What’s more, though Nellie grants that Hardy’s a great writer, he’s not a great man, she says; he’s selfish, thoughtless of others, gruff, and not especially brave. No one bears the brunt more than Florence, his second wife, who believes that he noticed whenever she wasn’t there but never longed for her return. Her advisers, whether from blindness or self-interest, assure her after Hardy’s death that she must be wrong, that he loved and cherished her. But they’re so quick to press her about their pet projects, that you have to wonder whether they see her any more clearly than her late husband. Let’s push to have Tom buried at Westminster Abbey, they urge, despite the dead man’s express wish to lie in Wessex. Florence, have you thought about his collected papers?

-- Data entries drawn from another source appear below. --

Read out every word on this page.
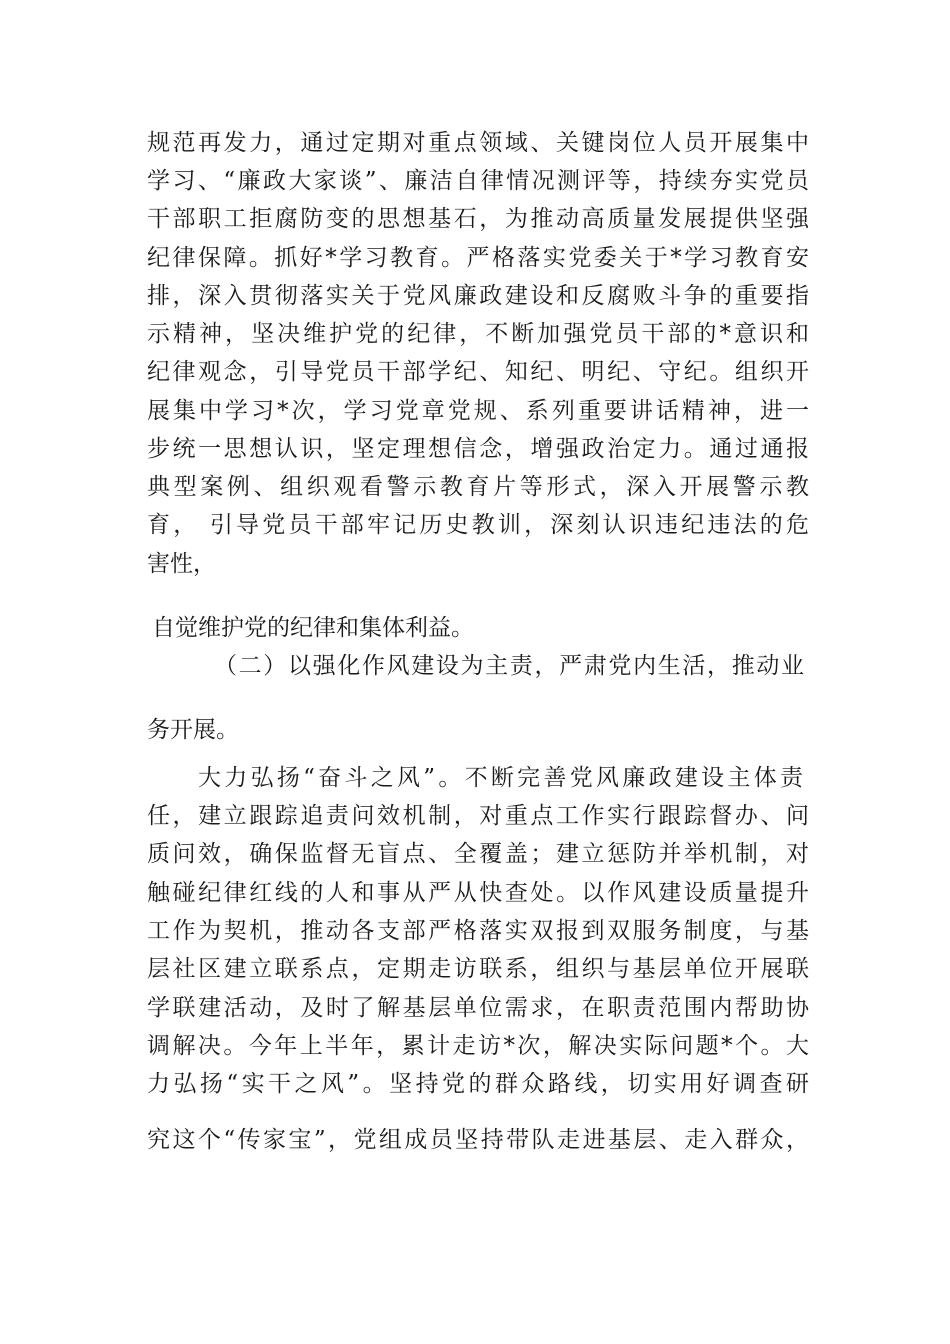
规范再发力，通过定期对重点领域、关键岗位人员开展集中
学习、“廉政大家谈”、廉洁自律情况测评等，持续夯实党员
干部职工拒腐防变的思想基石，为推动高质量发展提供坚强
纪律保障。抓好*学习教育。严格落实党委关于*学习教育安
排，深入贯彻落实关于党风廉政建设和反腐败斗争的重要指
示精神，坚决维护党的纪律，不断加强党员干部的*意识和
纪律观念，引导党员干部学纪、知纪、明纪、守纪。组织开
展集中学习*次，学习党章党规、系列重要讲话精神，进一
步统一思想认识，坚定理想信念，增强政治定力。通过通报
典型案例、组织观看警示教育片等形式，深入开展警示教
育， 引导党员干部牢记历史教训，深刻认识违纪违法的危
害性，
自觉维护党的纪律和集体利益。
（二）以强化作风建设为主责，严肃党内生活，推动业
务开展。
大力弘扬“奋斗之风”。不断完善党风廉政建设主体责
任，建立跟踪追责问效机制，对重点工作实行跟踪督办、问
质问效，确保监督无盲点、全覆盖；建立惩防并举机制，对
触碰纪律红线的人和事从严从快查处。以作风建设质量提升
工作为契机，推动各支部严格落实双报到双服务制度，与基
层社区建立联系点，定期走访联系，组织与基层单位开展联
学联建活动，及时了解基层单位需求，在职责范围内帮助协
调解决。今年上半年，累计走访*次，解决实际问题*个。大
力弘扬“实干之风”。坚持党的群众路线，切实用好调查研
究这个“传家宝”，党组成员坚持带队走进基层、走入群众，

Then there’s the local reporter, Alex, who never lets decency or common sense prevent him from asking intrusive questions, and who quotes passages from Hardy’s work as evidence that he, Alex, deserves more consideration than the man from The Times. Alex also carries on a flirtation with Nellie, who eventually realizes that he’s untrue to her:

His nose is red from the cold, a detail I’m meanly glad to see since it makes Alex look a bit silly. We haven’t spoken since the day I saw him in town with a woman who wasn’t me, and I walked up to them, as if under a drug, and said words that really felt as if they were attached to a piece of string and I was some magician making an impossible length of choking material emerge from my mouth. Silk.

So Nellie is definitely someone who can stick up for herself–in contrast to Florence–and the reader is left to decide whether Alex actually likes her or is simply trying to get an ally inside Max Gate. Nellie also knows how to laugh, and I did too; for example, at the story about the dog walking the length of a table to eat the meat off Lady Fitzgerald’s fork.

Max Gate moves briskly and is no longer than it needs to be. I sometimes wondered why a few random paragraphs appeared at the start of certain sections, usually literary ramblings or anecdotes. Some were clever, some opaque. But Max Gate is a witty, winning book.

Disclaimer: I obtained my reading copy of this book from the public library.